The height of the liquid at any time lies in the range

$$\sqrt{\frac{2\gamma}{\rho\,r}}\,t \leq h(t) \leq \frac{2\gamma}{\rho\,g\,r}\,.$$

Answer 2

We start by recalling that when a capillary tube is brought in contact with a completely wetting liquid (contact angle θ = 0), the liquid rises until the capillary (surface‐tension) force is balanced by the weight of the liquid. In the static (equilibrium) case the balance is

$$2\pi r\,\gamma = \rho\,g\;\pi r^2\,h_{\rm eq}\,,$$

so that the equilibrium height is

$$h_{\rm eq}=\frac{2\gamma}{\rho\,g\,r}\,.$$

For a liquid with very low viscosity the rise is not monotonic but is governed by inertia. If we ignore gravity for very early times, the capillary force accelerates the mass of liquid; a scaling analysis yields

$$h(t)\sim \sqrt{\frac{2\gamma}{\rho\,r}}\,t\,.$$

Thus, during the inertial “startup” phase the liquid rises approximately linearly with time according to this relation. However, eventually gravity becomes important and the liquid does not rise indefinitely but rather “overshoots” and oscillates about the equilibrium height.
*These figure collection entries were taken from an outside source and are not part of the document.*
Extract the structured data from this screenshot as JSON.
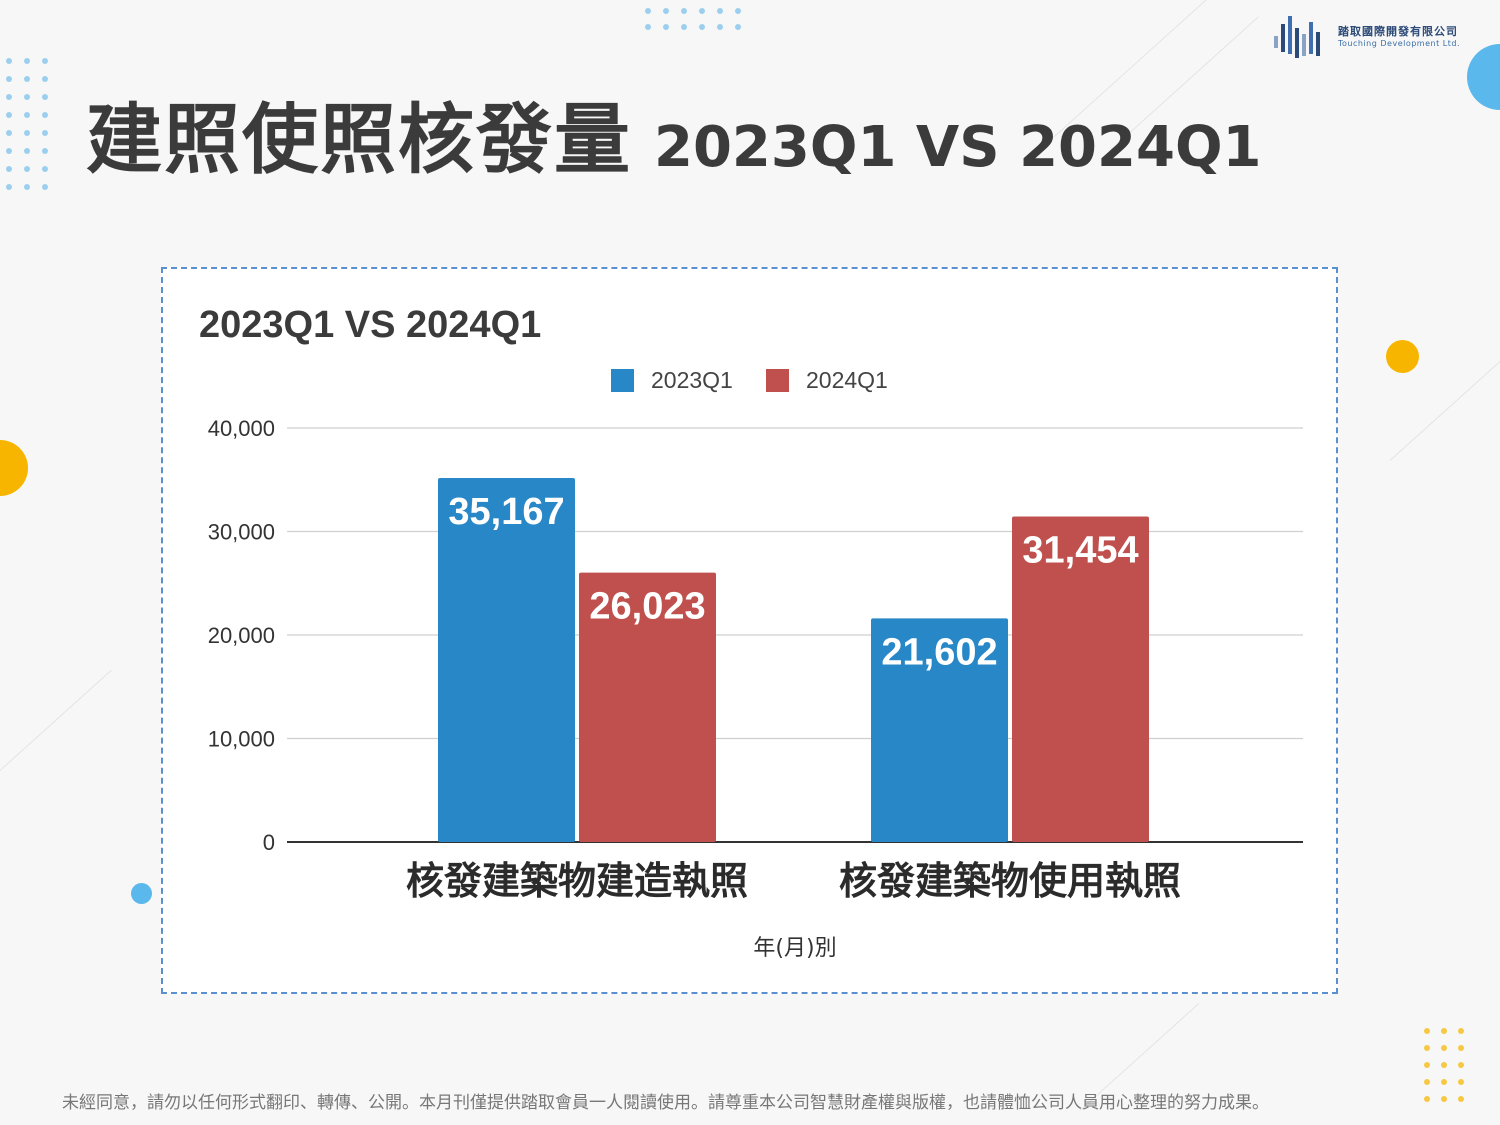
{
  "page": {
    "title_main": "建照使照核發量",
    "title_sub": "2023Q1 VS 2024Q1",
    "logo_name_cn": "踏取國際開發有限公司",
    "logo_name_en": "Touching Development Ltd.",
    "footer_text": "未經同意，請勿以任何形式翻印、轉傳、公開。本月刊僅提供踏取會員一人閱讀使用。請尊重本公司智慧財產權與版權，也請體恤公司人員用心整理的努力成果。"
  },
  "colors": {
    "accent_yellow": "#f7b500",
    "accent_blue": "#5ab8ec",
    "dots_blue": "#9ccfee"
  },
  "chart_data": {
    "type": "bar",
    "title": "2023Q1 VS 2024Q1",
    "xlabel": "年(月)別",
    "ylabel": "",
    "categories": [
      "核發建築物建造執照",
      "核發建築物使用執照"
    ],
    "series": [
      {
        "name": "2023Q1",
        "values": [
          35167,
          21602
        ],
        "color": "#2887c7",
        "labels": [
          "35,167",
          "21,602"
        ]
      },
      {
        "name": "2024Q1",
        "values": [
          26023,
          31454
        ],
        "color": "#c0504d",
        "labels": [
          "26,023",
          "31,454"
        ]
      }
    ],
    "ylim": [
      0,
      40000
    ],
    "yticks": [
      0,
      10000,
      20000,
      30000,
      40000
    ],
    "ytick_labels": [
      "0",
      "10,000",
      "20,000",
      "30,000",
      "40,000"
    ],
    "grid": true,
    "legend_position": "top-center"
  }
}
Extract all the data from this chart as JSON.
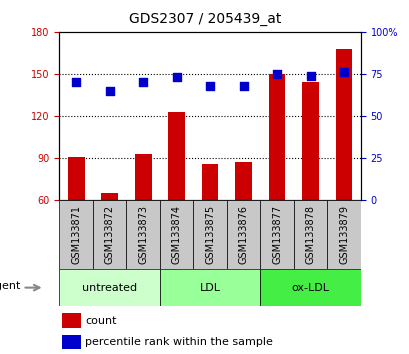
{
  "title": "GDS2307 / 205439_at",
  "categories": [
    "GSM133871",
    "GSM133872",
    "GSM133873",
    "GSM133874",
    "GSM133875",
    "GSM133876",
    "GSM133877",
    "GSM133878",
    "GSM133879"
  ],
  "bar_values": [
    91,
    65,
    93,
    123,
    86,
    87,
    150,
    144,
    168
  ],
  "scatter_values": [
    70,
    65,
    70,
    73,
    68,
    68,
    75,
    74,
    76
  ],
  "ylim_left": [
    60,
    180
  ],
  "ylim_right": [
    0,
    100
  ],
  "yticks_left": [
    60,
    90,
    120,
    150,
    180
  ],
  "yticks_right": [
    0,
    25,
    50,
    75,
    100
  ],
  "ytick_labels_right": [
    "0",
    "25",
    "50",
    "75",
    "100%"
  ],
  "bar_color": "#cc0000",
  "scatter_color": "#0000cc",
  "groups": [
    {
      "label": "untreated",
      "start": 0,
      "end": 3,
      "color": "#ccffcc"
    },
    {
      "label": "LDL",
      "start": 3,
      "end": 6,
      "color": "#99ff99"
    },
    {
      "label": "ox-LDL",
      "start": 6,
      "end": 9,
      "color": "#44ee44"
    }
  ],
  "xlabel_area_color": "#c8c8c8",
  "agent_label": "agent",
  "legend_count_label": "count",
  "legend_pct_label": "percentile rank within the sample",
  "bg_color": "#ffffff",
  "dotted_lines": [
    90,
    120,
    150
  ],
  "bar_width": 0.5,
  "scatter_size": 28,
  "title_fontsize": 10,
  "axis_fontsize": 8,
  "tick_fontsize": 7,
  "legend_fontsize": 8
}
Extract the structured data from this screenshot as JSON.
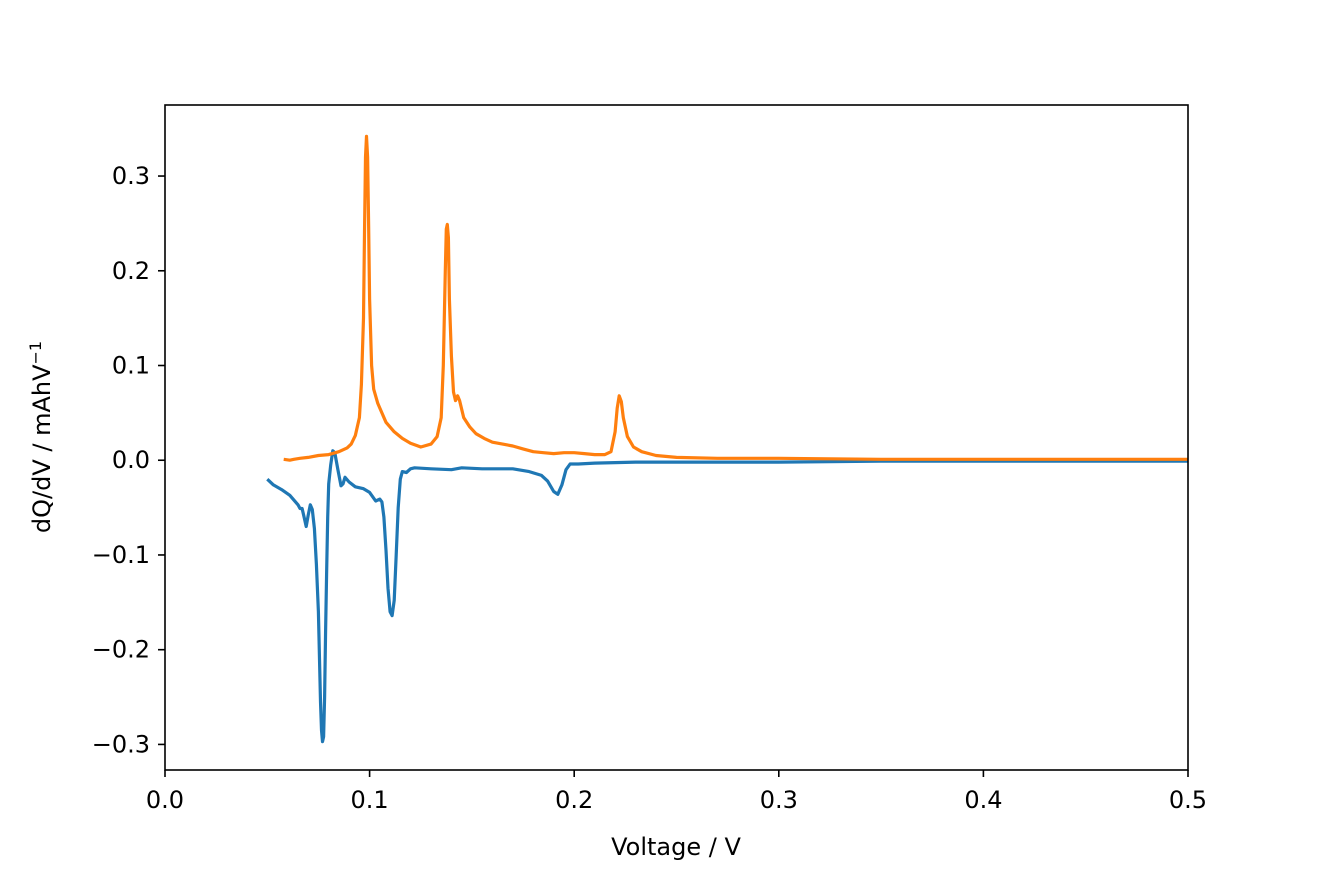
{
  "chart_data": {
    "type": "line",
    "xlabel": "Voltage / V",
    "ylabel": "dQ/dV / mAhV",
    "ylabel_superscript": "−1",
    "xlim": [
      0.0,
      0.5
    ],
    "ylim": [
      -0.327,
      0.375
    ],
    "grid": false,
    "x_ticks": [
      0.0,
      0.1,
      0.2,
      0.3,
      0.4,
      0.5
    ],
    "x_tick_labels": [
      "0.0",
      "0.1",
      "0.2",
      "0.3",
      "0.4",
      "0.5"
    ],
    "y_ticks": [
      -0.3,
      -0.2,
      -0.1,
      0.0,
      0.1,
      0.2,
      0.3
    ],
    "y_tick_labels": [
      "−0.3",
      "−0.2",
      "−0.1",
      "0.0",
      "0.1",
      "0.2",
      "0.3"
    ],
    "series": [
      {
        "color": "#1f77b4",
        "points": [
          [
            0.05,
            -0.02
          ],
          [
            0.053,
            -0.026
          ],
          [
            0.057,
            -0.031
          ],
          [
            0.061,
            -0.037
          ],
          [
            0.065,
            -0.047
          ],
          [
            0.066,
            -0.051
          ],
          [
            0.067,
            -0.051
          ],
          [
            0.068,
            -0.06
          ],
          [
            0.069,
            -0.07
          ],
          [
            0.07,
            -0.058
          ],
          [
            0.071,
            -0.047
          ],
          [
            0.072,
            -0.052
          ],
          [
            0.073,
            -0.072
          ],
          [
            0.074,
            -0.11
          ],
          [
            0.075,
            -0.16
          ],
          [
            0.0755,
            -0.21
          ],
          [
            0.076,
            -0.255
          ],
          [
            0.0765,
            -0.285
          ],
          [
            0.077,
            -0.297
          ],
          [
            0.0775,
            -0.292
          ],
          [
            0.078,
            -0.25
          ],
          [
            0.0785,
            -0.18
          ],
          [
            0.079,
            -0.12
          ],
          [
            0.0795,
            -0.06
          ],
          [
            0.08,
            -0.025
          ],
          [
            0.081,
            -0.005
          ],
          [
            0.082,
            0.01
          ],
          [
            0.083,
            0.008
          ],
          [
            0.0845,
            -0.01
          ],
          [
            0.086,
            -0.027
          ],
          [
            0.087,
            -0.025
          ],
          [
            0.088,
            -0.018
          ],
          [
            0.09,
            -0.023
          ],
          [
            0.093,
            -0.028
          ],
          [
            0.097,
            -0.03
          ],
          [
            0.1,
            -0.034
          ],
          [
            0.103,
            -0.043
          ],
          [
            0.105,
            -0.041
          ],
          [
            0.106,
            -0.044
          ],
          [
            0.107,
            -0.06
          ],
          [
            0.108,
            -0.095
          ],
          [
            0.109,
            -0.135
          ],
          [
            0.11,
            -0.16
          ],
          [
            0.111,
            -0.164
          ],
          [
            0.112,
            -0.148
          ],
          [
            0.113,
            -0.1
          ],
          [
            0.114,
            -0.05
          ],
          [
            0.115,
            -0.02
          ],
          [
            0.116,
            -0.012
          ],
          [
            0.118,
            -0.013
          ],
          [
            0.12,
            -0.009
          ],
          [
            0.122,
            -0.008
          ],
          [
            0.13,
            -0.009
          ],
          [
            0.14,
            -0.01
          ],
          [
            0.145,
            -0.008
          ],
          [
            0.155,
            -0.009
          ],
          [
            0.17,
            -0.009
          ],
          [
            0.178,
            -0.012
          ],
          [
            0.184,
            -0.016
          ],
          [
            0.187,
            -0.022
          ],
          [
            0.19,
            -0.033
          ],
          [
            0.192,
            -0.036
          ],
          [
            0.194,
            -0.026
          ],
          [
            0.196,
            -0.01
          ],
          [
            0.198,
            -0.004
          ],
          [
            0.202,
            -0.004
          ],
          [
            0.21,
            -0.003
          ],
          [
            0.23,
            -0.002
          ],
          [
            0.26,
            -0.002
          ],
          [
            0.3,
            -0.002
          ],
          [
            0.35,
            -0.001
          ],
          [
            0.4,
            -0.001
          ],
          [
            0.45,
            -0.001
          ],
          [
            0.5,
            -0.001
          ]
        ]
      },
      {
        "color": "#ff7f0e",
        "points": [
          [
            0.058,
            0.001
          ],
          [
            0.061,
            0.0
          ],
          [
            0.063,
            0.001
          ],
          [
            0.066,
            0.002
          ],
          [
            0.07,
            0.003
          ],
          [
            0.075,
            0.005
          ],
          [
            0.08,
            0.006
          ],
          [
            0.085,
            0.009
          ],
          [
            0.089,
            0.013
          ],
          [
            0.091,
            0.017
          ],
          [
            0.093,
            0.026
          ],
          [
            0.095,
            0.045
          ],
          [
            0.096,
            0.08
          ],
          [
            0.097,
            0.15
          ],
          [
            0.0975,
            0.24
          ],
          [
            0.098,
            0.32
          ],
          [
            0.0985,
            0.342
          ],
          [
            0.099,
            0.32
          ],
          [
            0.0995,
            0.25
          ],
          [
            0.1,
            0.17
          ],
          [
            0.101,
            0.1
          ],
          [
            0.102,
            0.075
          ],
          [
            0.104,
            0.06
          ],
          [
            0.106,
            0.05
          ],
          [
            0.108,
            0.04
          ],
          [
            0.112,
            0.03
          ],
          [
            0.116,
            0.023
          ],
          [
            0.12,
            0.018
          ],
          [
            0.125,
            0.014
          ],
          [
            0.13,
            0.017
          ],
          [
            0.133,
            0.025
          ],
          [
            0.135,
            0.045
          ],
          [
            0.136,
            0.1
          ],
          [
            0.137,
            0.2
          ],
          [
            0.1375,
            0.244
          ],
          [
            0.138,
            0.249
          ],
          [
            0.1385,
            0.235
          ],
          [
            0.139,
            0.17
          ],
          [
            0.14,
            0.11
          ],
          [
            0.141,
            0.072
          ],
          [
            0.142,
            0.063
          ],
          [
            0.143,
            0.068
          ],
          [
            0.144,
            0.063
          ],
          [
            0.146,
            0.045
          ],
          [
            0.149,
            0.035
          ],
          [
            0.152,
            0.028
          ],
          [
            0.156,
            0.023
          ],
          [
            0.16,
            0.019
          ],
          [
            0.165,
            0.017
          ],
          [
            0.17,
            0.015
          ],
          [
            0.175,
            0.012
          ],
          [
            0.18,
            0.009
          ],
          [
            0.185,
            0.008
          ],
          [
            0.19,
            0.007
          ],
          [
            0.195,
            0.008
          ],
          [
            0.2,
            0.008
          ],
          [
            0.205,
            0.007
          ],
          [
            0.21,
            0.006
          ],
          [
            0.215,
            0.006
          ],
          [
            0.218,
            0.009
          ],
          [
            0.22,
            0.03
          ],
          [
            0.221,
            0.055
          ],
          [
            0.222,
            0.068
          ],
          [
            0.223,
            0.062
          ],
          [
            0.224,
            0.045
          ],
          [
            0.226,
            0.025
          ],
          [
            0.229,
            0.014
          ],
          [
            0.233,
            0.009
          ],
          [
            0.24,
            0.005
          ],
          [
            0.25,
            0.003
          ],
          [
            0.27,
            0.002
          ],
          [
            0.3,
            0.002
          ],
          [
            0.35,
            0.001
          ],
          [
            0.4,
            0.001
          ],
          [
            0.45,
            0.001
          ],
          [
            0.5,
            0.001
          ]
        ]
      }
    ]
  }
}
Hence, the liquid height at any time will always lie between its initial inertial rise and the static (Jurin’s) height.

In summary, one acceptable answer is that the liquid height obeys

$$\sqrt{\frac{2\gamma}{\rho\,r}}\,t\quad\text{(inertial limit)} \quad\le h(t)\le \frac{2\gamma}{\rho\,g\,r}\quad\text{(equilibrium)}\,.$$